Yes. Interactive Claude Connectors use MCP Apps resources to render UI in a sandboxed iframe. The tool returns structuredContent and a resource link, then the host renders the resource and sends the tool result to the UI. The same MCP Apps pattern can also run in ChatGPT when you build against portable MCP Apps APIs.
How should I design write tools in a Claude Connector?
Write tools should be small, explicit, and easy to confirm. Split read tools from write tools, use clear schemas, return a post-action summary, and mark tool annotations honestly. Use readOnlyHint for tools that only read data, and use destructiveHint for tools that can delete, overwrite, submit, send, or otherwise change user data.
Can a Claude Connector also work as a ChatGPT App?

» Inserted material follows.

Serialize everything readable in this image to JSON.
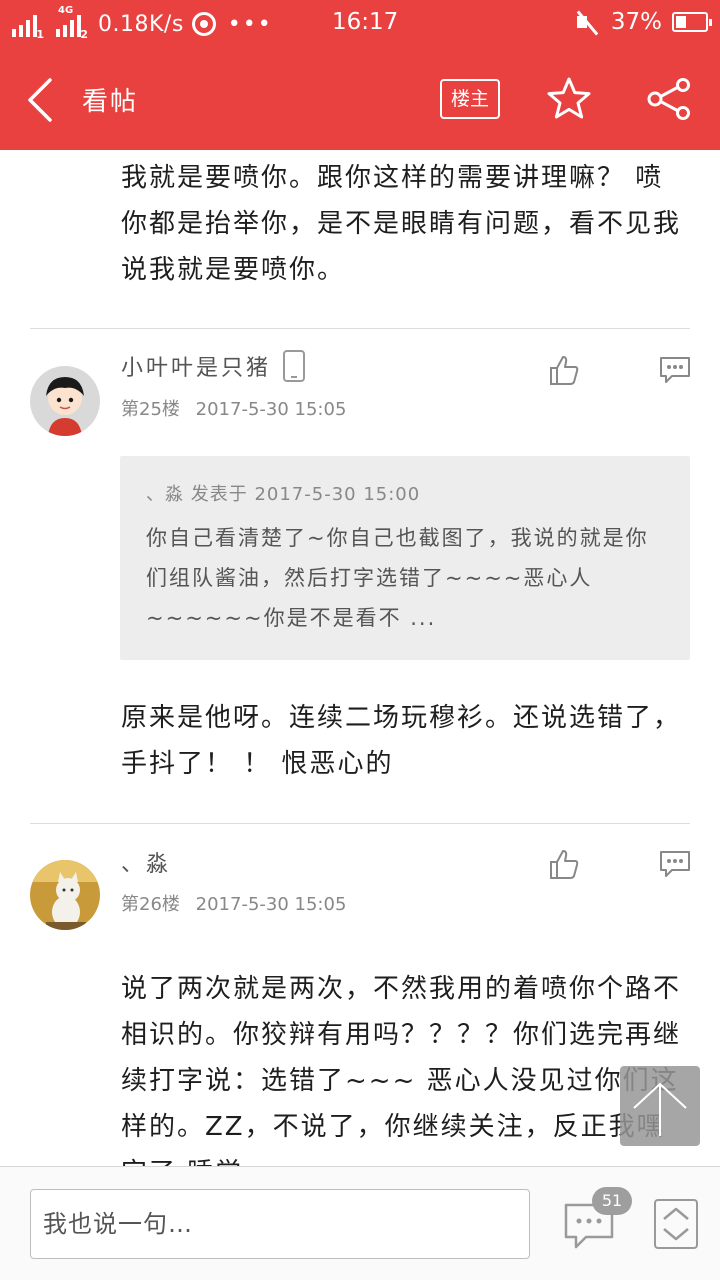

Yes, if you keep the core tool and resource contracts portable. Claude Connectors and ChatGPT Apps both sit on MCP. ChatGPT documents the MCP Apps UI bridge and Apps SDK compatibility layer, while Claude Connectors use Remote MCP. Build shared tools and resources first, then isolate host-specific behavior behind capability checks.
How do I test Claude Connector examples locally?
Use a local inspector and deterministic simulation data. With sunpeak, run pnpm dev for a local ChatGPT and Claude runtime replica, or run npx sunpeak inspect --server URL against any MCP server. Add Playwright tests for UI states, unit tests for handlers, and golden prompts for tool selection before testing against the real host.
What should I check before submitting a Claude Connector?
Before submission, verify that every tool has a clear title, description, schema, and annotations; authenticated connectors complete OAuth; interactive connectors have stable screenshots and accessible UI; external links are declared when needed; and the connector behaves predictably on empty, error, and permission-denied states.